I realized the saddest fact the last couple of days.
That my life will literally never be as good as it once was.
You can’t debate it, it’s a fact. My peak times of happiness and pureness have passed and remain only in the pictures of when I was 7, 8, 9, 10 years old. Slowly things started spiraling down from 12…. It’s a pattern that I noticed as I was reflecting on my life. Those stupid life games began. Responsibilities began. Expectations began. And now I am a robot. Mechanically performing the same routine. Day in, day out. Playing this stupid game. Lifeless. Cold. Metal. Alone.

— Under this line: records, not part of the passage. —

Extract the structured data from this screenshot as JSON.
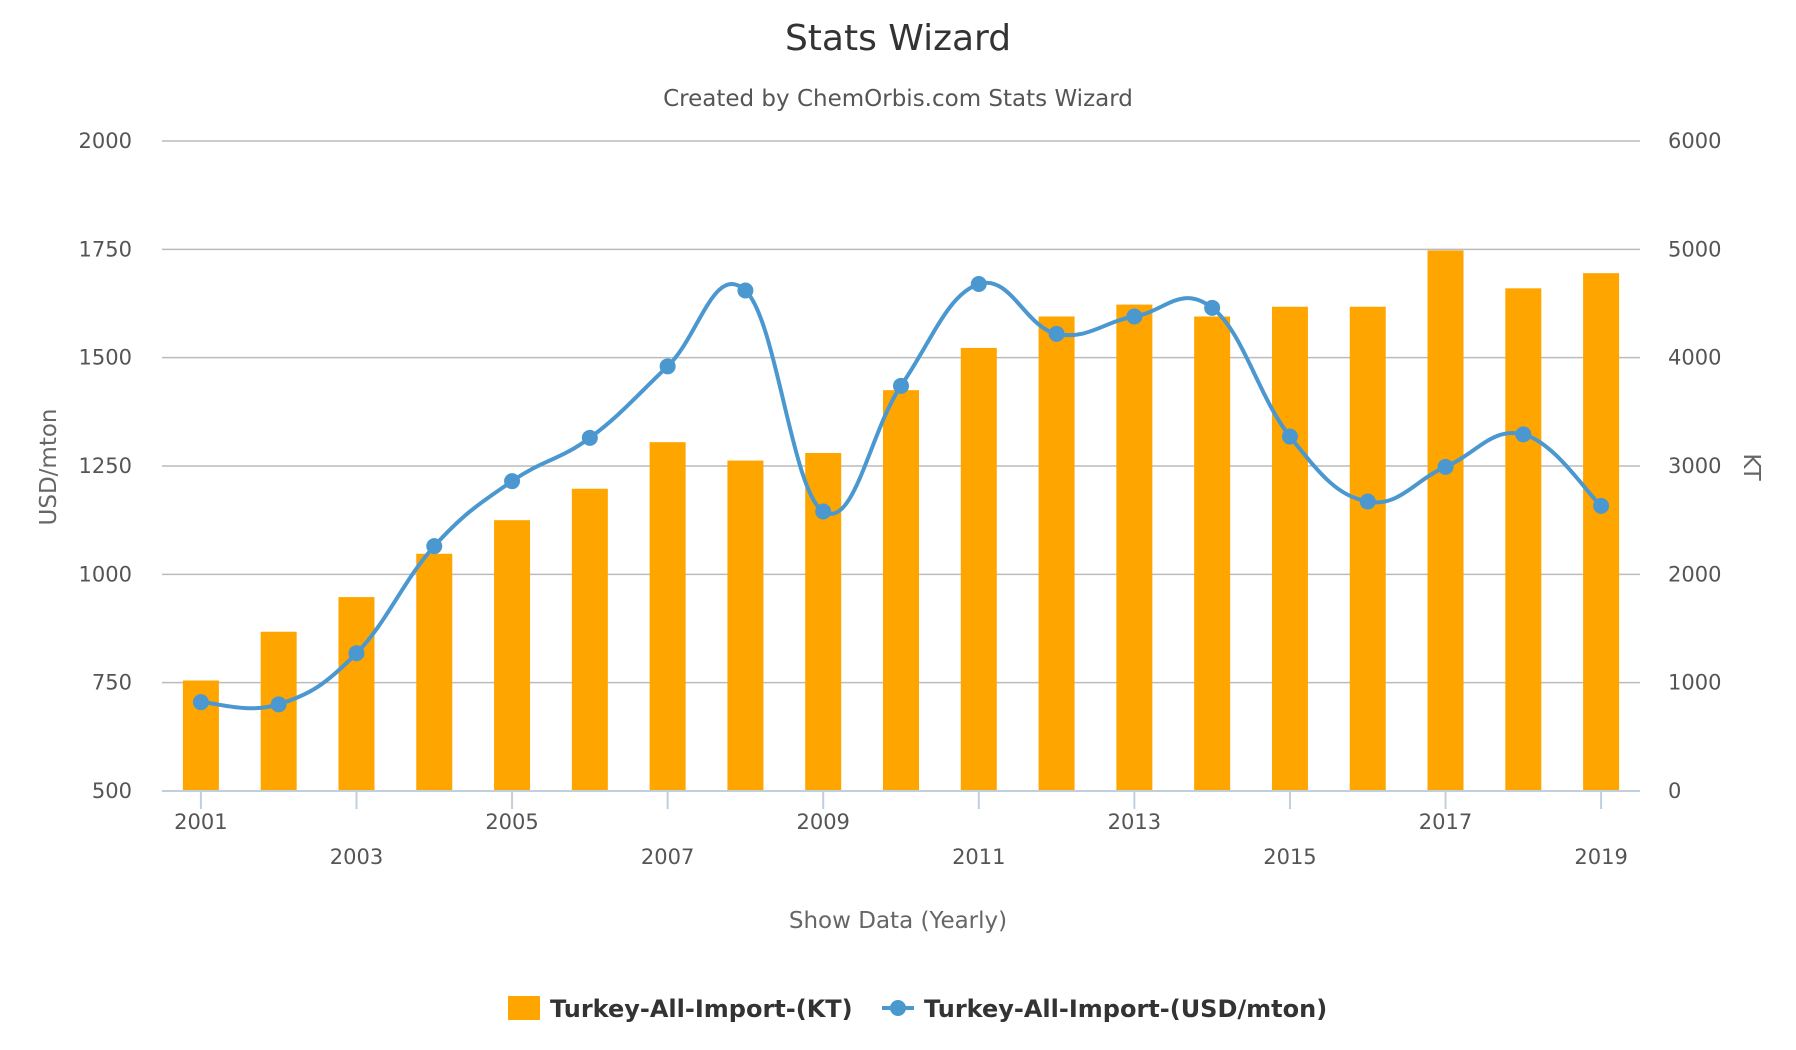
{
  "chart_data": {
    "type": "bar+line",
    "title": "Stats Wizard",
    "subtitle": "Created by ChemOrbis.com Stats Wizard",
    "xlabel": "Show Data (Yearly)",
    "ylabel_left": "USD/mton",
    "ylabel_right": "KT",
    "categories": [
      "2001",
      "2002",
      "2003",
      "2004",
      "2005",
      "2006",
      "2007",
      "2008",
      "2009",
      "2010",
      "2011",
      "2012",
      "2013",
      "2014",
      "2015",
      "2016",
      "2017",
      "2018",
      "2019"
    ],
    "x_tick_labels": [
      "2001",
      "2003",
      "2005",
      "2007",
      "2009",
      "2011",
      "2013",
      "2015",
      "2017",
      "2019"
    ],
    "y_left": {
      "min": 500,
      "max": 2000,
      "ticks": [
        "500",
        "750",
        "1000",
        "1250",
        "1500",
        "1750",
        "2000"
      ]
    },
    "y_right": {
      "min": 0,
      "max": 6000,
      "ticks": [
        "0",
        "1000",
        "2000",
        "3000",
        "4000",
        "5000",
        "6000"
      ]
    },
    "grid": true,
    "legend_position": "bottom-center",
    "series": [
      {
        "name": "Turkey-All-Import-(KT)",
        "type": "bar",
        "axis": "right",
        "color": "#FFA500",
        "values": [
          1020,
          1470,
          1790,
          2190,
          2500,
          2790,
          3220,
          3050,
          3120,
          3700,
          4090,
          4380,
          4490,
          4380,
          4470,
          4470,
          4990,
          4640,
          4780
        ]
      },
      {
        "name": "Turkey-All-Import-(USD/mton)",
        "type": "line",
        "axis": "left",
        "color": "#4A98CF",
        "values": [
          705,
          700,
          818,
          1065,
          1215,
          1315,
          1480,
          1655,
          1145,
          1435,
          1670,
          1555,
          1595,
          1615,
          1318,
          1168,
          1248,
          1323,
          1158
        ]
      }
    ]
  }
}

I’m getting to the point where I hate people . And I’m scared of them. And I’m bitter. And I don’t want anything to do with them. I WANT to be alone and fight away the feelings of longing for people, longing for the fixations I get, longing for the imaginary lovers and friends that I make up in my head. They’re all FAKE don’t you realize Nicole!! The people you make up in your mind don’t exist.
I want to be alone. I’m even determined to be alone at this point. I’m even determined to be a robot at this point. It’s clearly written out in the stars that this is how my life is meant to be, so I might as well release to it. I might as well embrace it. I’m going to be the best fucking robotic antisocial lonely individual this world has ever seen.